Byline: Jean E. Palmieri

NEW YORK — William V. Roberti, president and chief executive officer of Brooks Bros., is resigning to “pursue other interests,” the store said Monday.
The move, a surprise to many retail observers, is effective Dec. 1.
Marks & Spencer, the British retailer that purchased Brooks Bros. in 1988, said it is seeking a replacement through the executive search firm of Spencer Stuart & Associates. Christopher Littmoden, director of M&S North America, said the company intends to recruit someone familiar with U.S. retailing.
Roberti did not return telephone calls on Monday.
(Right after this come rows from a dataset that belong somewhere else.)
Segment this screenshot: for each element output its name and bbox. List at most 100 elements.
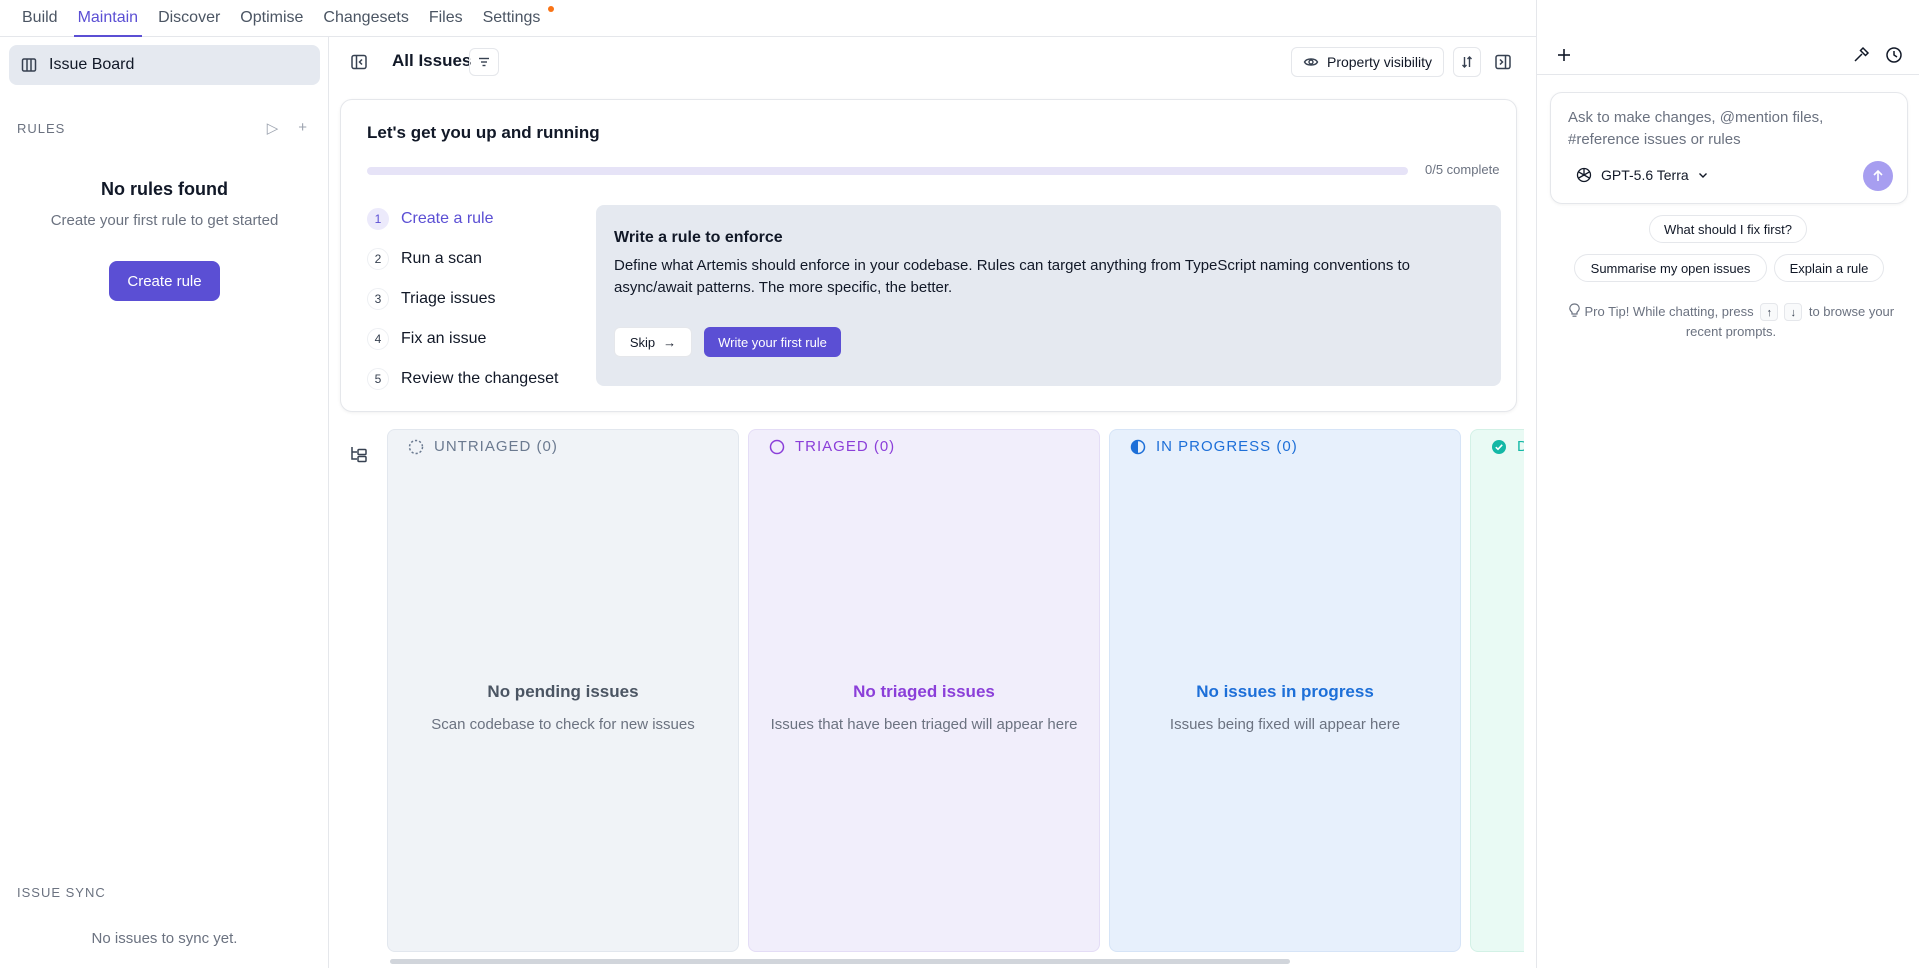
write-first-rule-button[interactable]: Write your first rule [704,327,841,357]
column-empty-subtitle: Issues that have been triaged will appea… [770,716,1078,733]
step-fix-issue[interactable]: 4 Fix an issue [367,319,577,359]
step-number: 1 [367,208,389,230]
step-number: 3 [367,288,389,310]
chat-panel: GPT-5.6 Terra What should I fix first? S… [1536,0,1919,968]
tab-label: Optimise [240,8,304,26]
column-empty-subtitle: Scan codebase to check for new issues [431,716,695,733]
lightbulb-icon [1569,303,1580,317]
tab-label: Files [428,8,463,26]
issue-sync-label: ISSUE SYNC [17,885,106,900]
tab-settings[interactable]: Settings [473,0,559,36]
divider [1537,74,1919,75]
hierarchy-icon[interactable] [349,444,371,466]
sidebar-item-issue-board[interactable]: Issue Board [9,45,320,85]
suggestion-summarise-issues[interactable]: Summarise my open issues [1574,254,1767,282]
onboarding-card: Let's get you up and running 0/5 complet… [340,99,1517,412]
chat-composer: GPT-5.6 Terra [1550,92,1908,204]
dashed-circle-icon [408,439,424,454]
onboarding-steps: 1 Create a rule 2 Run a scan 3 Triage issue… [367,199,577,399]
horizontal-scrollbar[interactable] [390,959,1290,964]
step-detail-heading: Write a rule to enforce [614,229,783,246]
column-empty-title: No pending issues [487,682,639,701]
column-in-progress: IN PROGRESS (0) No issues in progress Is… [1109,429,1461,952]
add-rule-icon[interactable]: + [298,119,307,137]
toggle-panel-icon[interactable] [1492,51,1514,73]
arrow-up-icon [1873,169,1883,181]
suggestion-what-to-fix[interactable]: What should I fix first? [1649,215,1807,243]
rules-empty-subtitle: Create your first rule to get started [50,212,279,229]
suggestion-explain-rule[interactable]: Explain a rule [1774,254,1884,282]
step-triage-issues[interactable]: 3 Triage issues [367,279,577,319]
create-rule-button[interactable]: Create rule [109,261,220,301]
column-title: TRIAGED (0) [795,438,896,455]
column-empty-subtitle: Issues being fixed will appear here [1169,716,1401,733]
step-label: Review the changeset [401,370,559,387]
rules-header: RULES ▷ + [17,119,307,137]
tab-optimise[interactable]: Optimise [230,0,313,36]
column-empty-state: No triaged issues Issues that have been … [749,682,1099,733]
step-detail-body: Define what Artemis should enforce in yo… [614,257,1410,296]
key-up: ↑ [1760,303,1779,321]
step-review-changeset[interactable]: 5 Review the changeset [367,359,577,399]
step-create-rule[interactable]: 1 Create a rule [367,199,577,239]
onboarding-progress-bar [367,167,1408,175]
column-header: UNTRIAGED (0) [408,438,558,455]
half-circle-icon [1130,439,1146,454]
step-detail-actions: Skip → Write your first rule [614,327,841,357]
step-number: 2 [367,248,389,270]
run-rules-icon[interactable]: ▷ [267,119,279,137]
tab-label: Build [22,8,58,26]
circle-icon [769,439,785,454]
tab-label: Discover [158,8,221,26]
skip-label: Skip [629,334,656,350]
step-detail-card: Write a rule to enforce Define what Arte… [596,205,1501,386]
hammer-icon[interactable] [1851,45,1871,65]
filter-icon[interactable] [469,48,499,76]
tab-build[interactable]: Build [12,0,68,36]
tab-files[interactable]: Files [419,0,473,36]
eye-icon [1303,58,1319,66]
new-chat-icon[interactable] [1554,45,1574,65]
pro-tip-prefix: Pro Tip! While chatting, press [1584,304,1754,319]
notification-dot [548,6,555,12]
tab-maintain[interactable]: Maintain [68,0,148,37]
property-visibility-label: Property visibility [1326,54,1433,70]
tab-discover[interactable]: Discover [148,0,230,36]
model-selector[interactable]: GPT-5.6 Terra [1575,166,1709,184]
sidebar-item-label: Issue Board [49,56,135,73]
history-icon[interactable] [1884,45,1904,65]
rules-empty-title: No rules found [101,179,228,199]
column-untriaged: UNTRIAGED (0) No pending issues Scan cod… [387,429,739,952]
page-title: All Issues [392,51,472,70]
sort-icon[interactable] [1453,47,1481,77]
column-header: D [1491,438,1524,455]
column-done: D [1470,429,1524,952]
chat-input[interactable] [1568,107,1868,153]
pro-tip: Pro Tip! While chatting, press ↑ ↓ to bro… [1561,302,1901,342]
rules-section-label: RULES [17,120,66,136]
step-number: 5 [367,368,389,390]
column-title: UNTRIAGED (0) [434,438,558,455]
column-empty-state: No issues in progress Issues being fixed… [1110,682,1460,733]
collapse-sidebar-icon[interactable] [348,51,370,73]
main-content: All Issues Property visibility Let's get… [330,37,1536,968]
toolbar: All Issues Property visibility [330,37,1536,87]
property-visibility-button[interactable]: Property visibility [1291,47,1444,77]
tab-label: Maintain [77,8,139,26]
issue-sync-empty: No issues to sync yet. [91,930,238,947]
issue-board: UNTRIAGED (0) No pending issues Scan cod… [387,429,1524,955]
step-run-scan[interactable]: 2 Run a scan [367,239,577,279]
column-header: TRIAGED (0) [769,438,895,455]
tab-changesets[interactable]: Changesets [313,0,418,36]
skip-button[interactable]: Skip → [614,327,692,357]
column-header: IN PROGRESS (0) [1130,438,1298,455]
rules-empty-state: No rules found Create your first rule to… [0,179,329,229]
column-title: D [1517,438,1524,455]
step-number: 4 [367,328,389,350]
tab-label: Changesets [323,8,409,26]
board-icon [21,58,37,72]
send-button[interactable] [1863,161,1893,191]
openai-icon [1576,167,1592,183]
arrow-right-icon: → [663,334,677,350]
step-label: Run a scan [401,250,482,267]
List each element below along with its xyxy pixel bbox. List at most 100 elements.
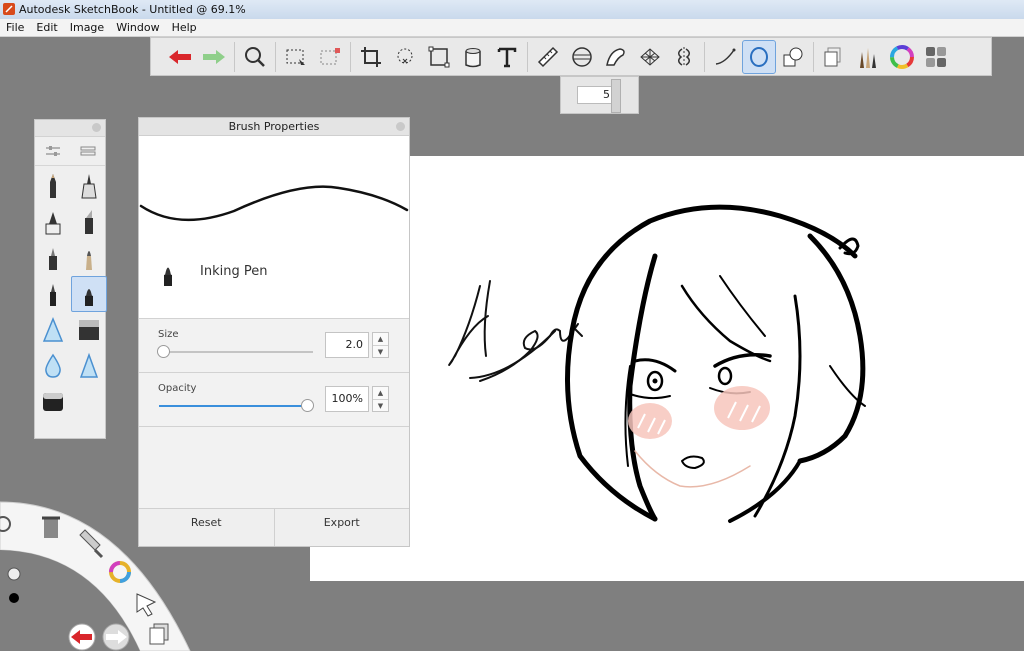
brushes-button[interactable] <box>851 40 885 74</box>
opacity-label: Opacity <box>158 383 197 394</box>
color-wheel-button[interactable] <box>885 40 919 74</box>
text-button[interactable] <box>490 40 524 74</box>
undo-icon <box>169 49 191 64</box>
distort-button[interactable] <box>422 40 456 74</box>
undo-icon[interactable] <box>68 623 96 651</box>
close-icon[interactable] <box>396 122 405 131</box>
brush-library-header[interactable] <box>35 120 105 137</box>
toolbar-divider <box>350 41 351 72</box>
opacity-slider-fill <box>159 405 313 407</box>
opacity-stepper[interactable]: ▲ ▼ <box>372 386 389 412</box>
brush-size-slider[interactable] <box>611 79 621 113</box>
brush-pencil[interactable] <box>35 168 71 204</box>
lasso-button[interactable] <box>388 40 422 74</box>
opacity-input[interactable]: 100% <box>325 386 369 412</box>
size-slider-knob[interactable] <box>157 345 170 358</box>
title-bar: Autodesk SketchBook - Untitled @ 69.1% <box>0 0 1024 20</box>
symmetry-button[interactable] <box>667 40 701 74</box>
brushes-icon <box>860 47 876 68</box>
redo-icon[interactable] <box>102 623 130 651</box>
drawing-canvas[interactable] <box>310 156 1024 581</box>
zoom-button[interactable] <box>238 40 272 74</box>
main-toolbar <box>150 37 992 76</box>
hard-eraser-icon <box>43 393 63 411</box>
brush-properties-header[interactable]: Brush Properties <box>139 118 409 136</box>
fill-button[interactable] <box>456 40 490 74</box>
brush-name: Inking Pen <box>200 264 268 279</box>
brush-hard-eraser[interactable] <box>35 384 71 420</box>
layers-button[interactable] <box>817 40 851 74</box>
brush-technical-pen[interactable] <box>71 168 107 204</box>
brush-settings-icon[interactable] <box>45 145 61 157</box>
menu-window[interactable]: Window <box>116 19 159 36</box>
perspective-button[interactable] <box>633 40 667 74</box>
brush-felt-pen[interactable] <box>35 240 71 276</box>
transform-select-button[interactable] <box>313 40 347 74</box>
brush-blur[interactable] <box>35 348 71 384</box>
chevron-up-icon[interactable]: ▲ <box>373 387 388 400</box>
distort-icon <box>428 46 450 67</box>
brush-paintbrush[interactable] <box>71 240 107 276</box>
toolbar-divider <box>813 41 814 72</box>
window-title: Autodesk SketchBook - Untitled @ 69.1% <box>19 3 246 16</box>
opacity-slider-knob[interactable] <box>301 399 314 412</box>
copic-color-icon <box>926 46 946 67</box>
line-button[interactable] <box>708 40 742 74</box>
panel-title: Brush Properties <box>228 120 320 133</box>
close-icon[interactable] <box>92 123 101 132</box>
chevron-up-icon[interactable]: ▲ <box>373 333 388 346</box>
size-slider[interactable] <box>157 345 313 358</box>
brush-eraser[interactable] <box>71 312 107 348</box>
menu-file[interactable]: File <box>6 19 24 36</box>
smudge-icon <box>79 352 99 378</box>
brush-inking-pen[interactable] <box>71 276 107 312</box>
transform-select-icon <box>320 47 340 64</box>
toolbox-icon[interactable] <box>42 516 60 538</box>
brush-set-icon[interactable] <box>80 145 96 157</box>
toolbar-divider <box>275 41 276 72</box>
marker-icon <box>45 212 61 235</box>
ellipse-button[interactable] <box>742 39 776 74</box>
menu-image[interactable]: Image <box>70 19 104 36</box>
export-button[interactable]: Export <box>275 509 410 546</box>
water-drop-icon <box>45 353 61 378</box>
inking-pen-icon <box>85 289 93 306</box>
app-icon <box>3 3 15 15</box>
shape-button[interactable] <box>776 40 810 74</box>
layers-icon <box>824 47 841 66</box>
redo-button[interactable] <box>197 40 231 74</box>
chevron-down-icon[interactable]: ▼ <box>373 346 388 358</box>
crop-button[interactable] <box>354 40 388 74</box>
french-curve-button[interactable] <box>599 40 633 74</box>
ellipse-icon <box>750 46 768 67</box>
ballpoint-icon <box>50 284 56 306</box>
brush-puck-icon[interactable] <box>7 567 21 581</box>
menu-edit[interactable]: Edit <box>36 19 57 36</box>
brush-airbrush[interactable] <box>35 312 71 348</box>
size-stepper[interactable]: ▲ ▼ <box>372 332 389 358</box>
ellipse-guide-icon <box>572 46 592 67</box>
copic-color-button[interactable] <box>919 40 953 74</box>
inking-pen-icon <box>164 267 172 286</box>
toolbar-divider <box>234 41 235 72</box>
ruler-icon <box>537 46 559 67</box>
pencil-icon <box>50 174 56 198</box>
toolbar-divider <box>527 41 528 72</box>
select-button[interactable] <box>279 40 313 74</box>
brush-chisel-marker[interactable] <box>71 204 107 240</box>
redo-icon <box>203 49 225 64</box>
brush-smudge[interactable] <box>71 348 107 384</box>
ruler-button[interactable] <box>531 40 565 74</box>
lasso-icon <box>397 48 413 63</box>
zoom-icon <box>245 46 265 67</box>
brush-marker[interactable] <box>35 204 71 240</box>
menu-help[interactable]: Help <box>172 19 197 36</box>
chevron-down-icon[interactable]: ▼ <box>373 400 388 412</box>
opacity-row: Opacity 100% ▲ ▼ <box>139 373 409 427</box>
brush-size-value[interactable]: 5 <box>577 86 615 104</box>
opacity-slider[interactable] <box>159 399 314 412</box>
brush-ballpoint[interactable] <box>35 276 71 312</box>
ellipse-guide-button[interactable] <box>565 40 599 74</box>
undo-button[interactable] <box>163 40 197 74</box>
size-input[interactable]: 2.0 <box>325 332 369 358</box>
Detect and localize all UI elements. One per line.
Roberti joined Brooks Bros. in May 1987 as president and chief operating officer. The next year, when Frank Reilly retired, he succeeded him as ceo.
During his tenure, Roberti blew away a lot of the dust that had accumulated on the venerable specialty store chain. When he joined Brooks Bros., it was criticized as stodgy. Roberti helped bring the store into the Nineties and had a strong voice in the massive renovation of the Madison Avenue flagship.
Roberti was also at the helm when Brooks opened its first outlet stores. Today, there are 33 in the U.S. in addition to the 62 regular-price stores. The company also operates 51 stores in Japan.
Overall, Brooks Bros. has been performing well. In May, it reported a 5.5 percent gain in operating profits to $22.25 million on an 11.7 percent rise in sales to $377.78 million for the 53 weeks ended March 31. About 20 percent of its volume is in women’s merchandise.
Despite the results, M&S chairman Sir Richard Greenbury said then the British company will be satisfied only when Brooks posts a 10 percent return on sales. Last year’s results represented a return of about 5.9 percent.